Thursday, June 22, 2017

Games for seasons

The Since I left the world of playing in a weekly Dungeon and Dragons game that plays all year round, I have realized that different seasons favor different flavors of role playing games. I'm not talking about one-shots, although that's probably the case too. I mean shorter campaigns, ones that last one to three months.  

I was already aware that my old Indie group tended to play more serious, even sorrowful, games in the last few months of the year, fall into winter. Games that had a lot of bleed. Keeping in touch with them and occasionally playing with them online, that has continued to be the place.

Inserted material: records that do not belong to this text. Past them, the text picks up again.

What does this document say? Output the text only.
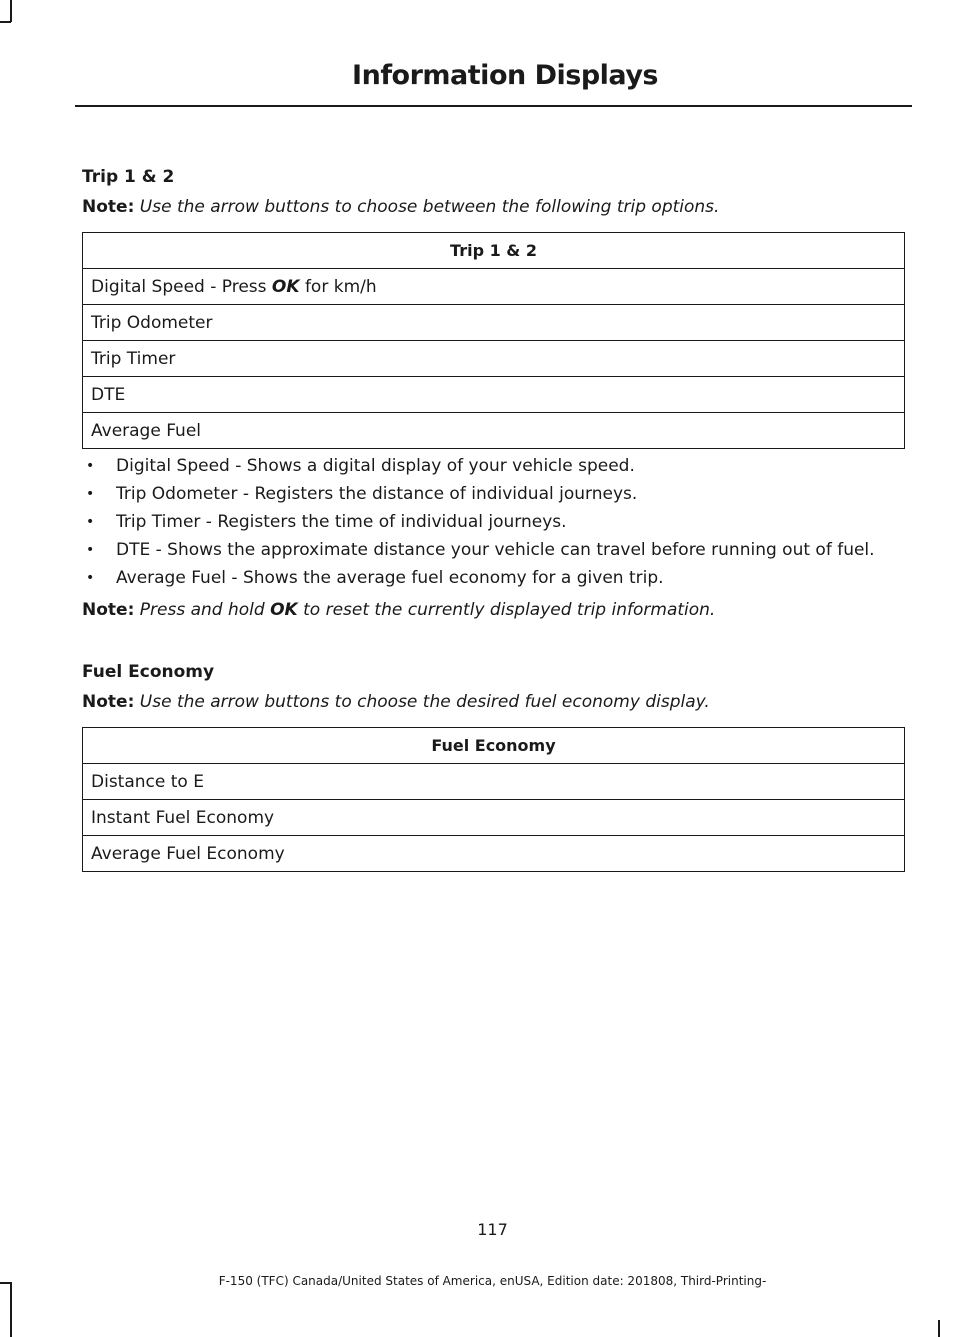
Information Displays
Trip 1 & 2
Note: Use the arrow buttons to choose between the following trip options.
Trip 1 & 2
Digital Speed - Press OK for km/h
Trip Odometer
Trip Timer
DTE
Average Fuel
• Digital Speed - Shows a digital display of your vehicle speed.
• Trip Odometer - Registers the distance of individual journeys.
• Trip Timer - Registers the time of individual journeys.
• DTE - Shows the approximate distance your vehicle can travel before running out of fuel.
• Average Fuel - Shows the average fuel economy for a given trip.
Note: Press and hold OK to reset the currently displayed trip information.
Fuel Economy
Note: Use the arrow buttons to choose the desired fuel economy display.
Fuel Economy
Distance to E
Instant Fuel Economy
Average Fuel Economy
117
F-150 (TFC) Canada/United States of America, enUSA, Edition date: 201808, Third-Printing-
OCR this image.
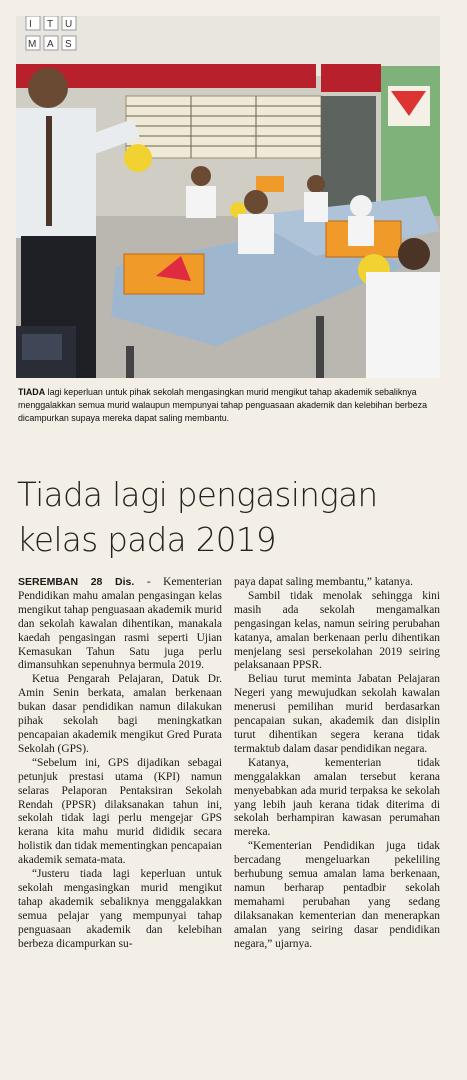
I T U
M A S
TIADA lagi keperluan untuk pihak sekolah mengasingkan murid mengikut tahap akademik sebaliknya menggalakkan semua murid walaupun mempunyai tahap penguasaan akademik dan kelebihan berbeza dicampurkan supaya mereka dapat saling membantu.
Tiada lagi pengasingan
kelas pada 2019

SEREMBAN 28 Dis. - Kementerian Pendidikan mahu amalan pengasingan kelas mengikut tahap penguasaan akademik murid dan sekolah kawalan dihentikan, manakala kaedah pengasingan rasmi seperti Ujian Kemasukan Tahun Satu juga perlu dimansuhkan sepenuhnya bermula 2019.

Ketua Pengarah Pelajaran, Datuk Dr. Amin Senin berkata, amalan berkenaan bukan dasar pendidikan namun dilakukan pihak sekolah bagi meningkatkan pencapaian akademik mengikut Gred Purata Sekolah (GPS).

“Sebelum ini, GPS dijadikan sebagai petunjuk prestasi utama (KPI) namun selaras Pelaporan Pentaksiran Sekolah Rendah (PPSR) dilaksanakan tahun ini, sekolah tidak lagi perlu mengejar GPS kerana kita mahu murid dididik secara holistik dan tidak mementingkan pencapaian akademik semata-mata.

“Justeru tiada lagi keperluan untuk sekolah mengasingkan murid mengikut tahap akademik sebaliknya menggalakkan semua pelajar yang mempunyai tahap penguasaan akademik dan kelebihan berbeza dicampurkan su-

paya dapat saling membantu,” katanya.

Sambil tidak menolak sehingga kini masih ada sekolah mengamalkan pengasingan kelas, namun seiring perubahan katanya, amalan berkenaan perlu dihentikan menjelang sesi persekolahan 2019 seiring pelaksanaan PPSR.

Beliau turut meminta Jabatan Pelajaran Negeri yang mewujudkan sekolah kawalan menerusi pemilihan murid berdasarkan pencapaian sukan, akademik dan disiplin turut dihentikan segera kerana tidak termaktub dalam dasar pendidikan negara.

Katanya, kementerian tidak menggalakkan amalan tersebut kerana menyebabkan ada murid terpaksa ke sekolah yang lebih jauh kerana tidak diterima di sekolah berhampiran kawasan perumahan mereka.

“Kementerian Pendidikan juga tidak bercadang mengeluarkan pekeliling berhubung semua amalan lama berkenaan, namun berharap pentadbir sekolah memahami perubahan yang sedang dilaksanakan kementerian dan menerapkan amalan yang seiring dasar pendidikan negara,” ujarnya.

And I have realized that my oldest DM, who has long stopped trying to run never ending campaigns, now regularly runs short campaigns every spring. Until I started to really think about it, I didn't really realize that.

So, at least in my circles, it seems like spring is the time for adventure and the end of the year is the time for sorrows. And no one ever seems to be up for gaming in January and February, when we're recovering from the holidays and gearing up for the new year.

For years, summer has also been an off season. Vacations and conventions and general summer time activities. However, I am now wondering if there are good systems or themes for summer. The fact that I live in Arizona and we're going through a heat wave and have to spend as much time inside as possible has nothing to do with that, I'm sure.

While I was reading InSpectres, a game that is totally going to get a blog entry of its own, I found myself thinking that it was both a system that I wanted to try and that it would make a good campaign for the summer time.

At the heart of that idea is because it is a very light and light-hearted game with a lot of comedic elements that also has a strong through line for a campaign, running your own Ghostbusters-style franchise. It's not serious or full or bleed but it does have an ongoing storyline to keep coming back to.

I've decided that a summer campaign should be like summer reading. Light and maybe with lots of explosions. Something everyone can laugh and have fun with but doesn't require that much raw, bleeding feelings.
 
You know, most of the comedy games I've played have been more suited for one-shots. Finding ones aimed at campaigns isn't as easy. (Although I've been in comedic 'regular' games) My theater friends all tell me that tragedy is easy. Comedy is hard. But I think summer calls for comedy.